Rückendeckung bekamen Enzinger und Nikolic von Bürgermeister Michael Kölbl: „Ich verfolge das Uni schon immer sehr genau und freue mich immer, wenn es geöffnet hat und gut läuft. Dann müssen die jungen Menschen aus unserer Stadt nicht irgendwo anders hin fahren.“ Gerade jetzt nach Corona spüre er ein Vakuum, einen großen Drang der Jugend nach Unterhaltung mit Gleichaltrigen. „Das Uni gehört zu uns und ist wichtig für eine Schulstadt wie Wasserburg.“ Er könne sich vorstellen, wie schwierig es sei, einen solchen Laden am Laufen zu halten. „Das Universum ist aber nach wie vor in guten Händen“, ist sich Kölbl sicher.

 

Hans Enzinger ging anschließend auf die bewegte Geschichte der Kultdisco ein, die für Generationen von Jugendlichen aus Stadt und Altlandkreis Party-Location Nummer eins war. Der damalige Bürgermeister Dr. Martin Geiger habe in den 90-er Jahren so zusagen als „göttlicher Stratege“ das „Universum“ mit erschaffen. „Er forderte damals, dass Wasserburg als Mittelzentrum eine große Diskothek bekommt. Er wusste, dass diese Einrichtung wichtig für die jungen Menschen in der Region ist und zur Sozialisierung beiträgt, die Stadt also unbezahlte Sozialarbeit erhält, die sie nicht wie das Jugendzentrum mit hohen Zuschüssen aus dem Stadtsäckel finanzieren muss.“ Allen Widerständen zum trotz habe man das jetzt drei Jahrzehnte durchgehalten – „trotz Mega-Brandschutzauflagen und der langen Schließung wegen der Umbauarbeiten, trotz der zweijährigen Corona-Pandemie und trotz einiger ungeeigneter Betreiber zur Jahrtausendwende, die den Betrieb beinahe komplett an die Wand gefahren haben“, so Enzinger nicht ohne Stolz.

 

Mit großem Interesse verfolgte auch Edith Stürmlinger, Kulturreferentin der Stadt, die Ausführungen von Hans Enzinger. Sie könne sich vorstellen, dass an veranstaltungsfreien Tagen durchaus auch ein Kulturprogramm in der Diskothek laufen könne. Sie versprach, entsprechende Kontakte herzustellen.
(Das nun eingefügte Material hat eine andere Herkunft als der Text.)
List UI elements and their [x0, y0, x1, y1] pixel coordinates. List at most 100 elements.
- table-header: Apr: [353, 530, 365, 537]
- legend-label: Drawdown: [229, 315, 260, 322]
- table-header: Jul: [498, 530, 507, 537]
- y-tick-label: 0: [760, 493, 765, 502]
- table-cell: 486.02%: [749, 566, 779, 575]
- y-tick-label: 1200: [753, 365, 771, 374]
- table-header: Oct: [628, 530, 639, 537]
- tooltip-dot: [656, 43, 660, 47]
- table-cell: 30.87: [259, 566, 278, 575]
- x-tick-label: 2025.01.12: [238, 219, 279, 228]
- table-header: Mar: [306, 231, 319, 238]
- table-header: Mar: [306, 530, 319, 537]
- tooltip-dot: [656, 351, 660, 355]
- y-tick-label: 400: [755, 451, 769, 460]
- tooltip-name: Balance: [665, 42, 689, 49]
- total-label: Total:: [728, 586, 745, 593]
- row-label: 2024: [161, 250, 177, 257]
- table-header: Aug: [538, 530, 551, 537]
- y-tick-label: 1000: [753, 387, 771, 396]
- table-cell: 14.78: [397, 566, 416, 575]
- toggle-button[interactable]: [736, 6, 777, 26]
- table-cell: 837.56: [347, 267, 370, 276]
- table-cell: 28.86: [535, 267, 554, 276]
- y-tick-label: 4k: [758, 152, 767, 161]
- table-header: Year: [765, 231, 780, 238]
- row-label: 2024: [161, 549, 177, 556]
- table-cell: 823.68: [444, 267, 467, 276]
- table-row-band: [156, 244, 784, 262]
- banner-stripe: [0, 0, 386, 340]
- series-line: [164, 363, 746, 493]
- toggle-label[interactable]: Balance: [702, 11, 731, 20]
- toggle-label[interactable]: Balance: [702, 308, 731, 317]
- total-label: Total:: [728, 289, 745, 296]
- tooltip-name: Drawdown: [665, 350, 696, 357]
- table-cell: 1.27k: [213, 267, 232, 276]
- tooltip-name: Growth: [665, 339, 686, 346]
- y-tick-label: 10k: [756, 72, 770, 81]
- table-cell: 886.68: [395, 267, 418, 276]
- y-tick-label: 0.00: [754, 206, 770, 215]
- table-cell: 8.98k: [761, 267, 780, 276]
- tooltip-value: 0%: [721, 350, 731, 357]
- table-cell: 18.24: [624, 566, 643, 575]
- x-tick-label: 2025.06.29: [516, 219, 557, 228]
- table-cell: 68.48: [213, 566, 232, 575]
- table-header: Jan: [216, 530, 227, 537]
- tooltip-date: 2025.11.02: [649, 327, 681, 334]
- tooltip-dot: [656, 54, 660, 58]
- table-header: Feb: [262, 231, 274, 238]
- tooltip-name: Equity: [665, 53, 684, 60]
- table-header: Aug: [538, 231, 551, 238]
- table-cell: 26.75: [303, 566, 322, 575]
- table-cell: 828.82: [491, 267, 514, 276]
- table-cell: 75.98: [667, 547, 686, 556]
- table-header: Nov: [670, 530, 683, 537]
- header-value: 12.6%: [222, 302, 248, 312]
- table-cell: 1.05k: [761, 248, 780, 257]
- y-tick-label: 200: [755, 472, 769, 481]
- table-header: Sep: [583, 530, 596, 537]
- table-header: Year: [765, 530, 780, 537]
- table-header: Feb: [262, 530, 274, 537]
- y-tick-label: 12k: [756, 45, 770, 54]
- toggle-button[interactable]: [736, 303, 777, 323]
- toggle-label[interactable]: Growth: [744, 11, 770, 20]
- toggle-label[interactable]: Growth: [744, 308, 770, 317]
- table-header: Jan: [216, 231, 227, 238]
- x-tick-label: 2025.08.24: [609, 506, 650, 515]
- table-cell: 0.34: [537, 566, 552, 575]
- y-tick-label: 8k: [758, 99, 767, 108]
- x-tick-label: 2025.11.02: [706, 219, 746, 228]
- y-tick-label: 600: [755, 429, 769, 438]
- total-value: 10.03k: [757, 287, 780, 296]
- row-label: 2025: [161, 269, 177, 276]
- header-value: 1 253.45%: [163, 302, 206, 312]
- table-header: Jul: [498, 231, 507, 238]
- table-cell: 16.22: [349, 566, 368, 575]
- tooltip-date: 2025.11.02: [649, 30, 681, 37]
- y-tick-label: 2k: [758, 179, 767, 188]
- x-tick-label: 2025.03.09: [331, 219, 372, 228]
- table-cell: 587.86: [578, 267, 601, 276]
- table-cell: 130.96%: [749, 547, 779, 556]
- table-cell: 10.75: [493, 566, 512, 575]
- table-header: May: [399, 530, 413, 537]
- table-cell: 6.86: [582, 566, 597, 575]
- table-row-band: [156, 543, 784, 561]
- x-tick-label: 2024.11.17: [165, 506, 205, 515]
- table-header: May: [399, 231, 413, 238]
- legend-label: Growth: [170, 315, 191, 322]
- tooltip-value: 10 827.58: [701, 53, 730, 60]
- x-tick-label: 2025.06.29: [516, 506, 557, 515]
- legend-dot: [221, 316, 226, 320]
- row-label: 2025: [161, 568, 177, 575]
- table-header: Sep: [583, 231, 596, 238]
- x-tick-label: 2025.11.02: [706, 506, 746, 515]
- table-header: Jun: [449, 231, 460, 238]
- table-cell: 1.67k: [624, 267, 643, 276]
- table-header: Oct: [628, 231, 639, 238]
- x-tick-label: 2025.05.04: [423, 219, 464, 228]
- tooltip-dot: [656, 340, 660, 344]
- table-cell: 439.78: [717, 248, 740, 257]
Sandra Nikolic freut sich jetzt erstmal aufs Frühlingsfest, bei dem das „Uni“, direkt neben dem Festplatz gelegen, spezielle Angebote und Öffnungszeiten präsentieren wird. „Und ab 2. Juli legen wir dann wieder mit unserem Beach-Club los“, verspricht sie dem Wasserburger Party-Volk.

 

Sandra Nikolic mit Robert Berer (Mitte), der die Disco von 2007 bis 2015 betrieb und immer noch den Verantwortlichen mit Rat und Tat zur Seite steht, zusammen mit Besitzer Hans Enzinger.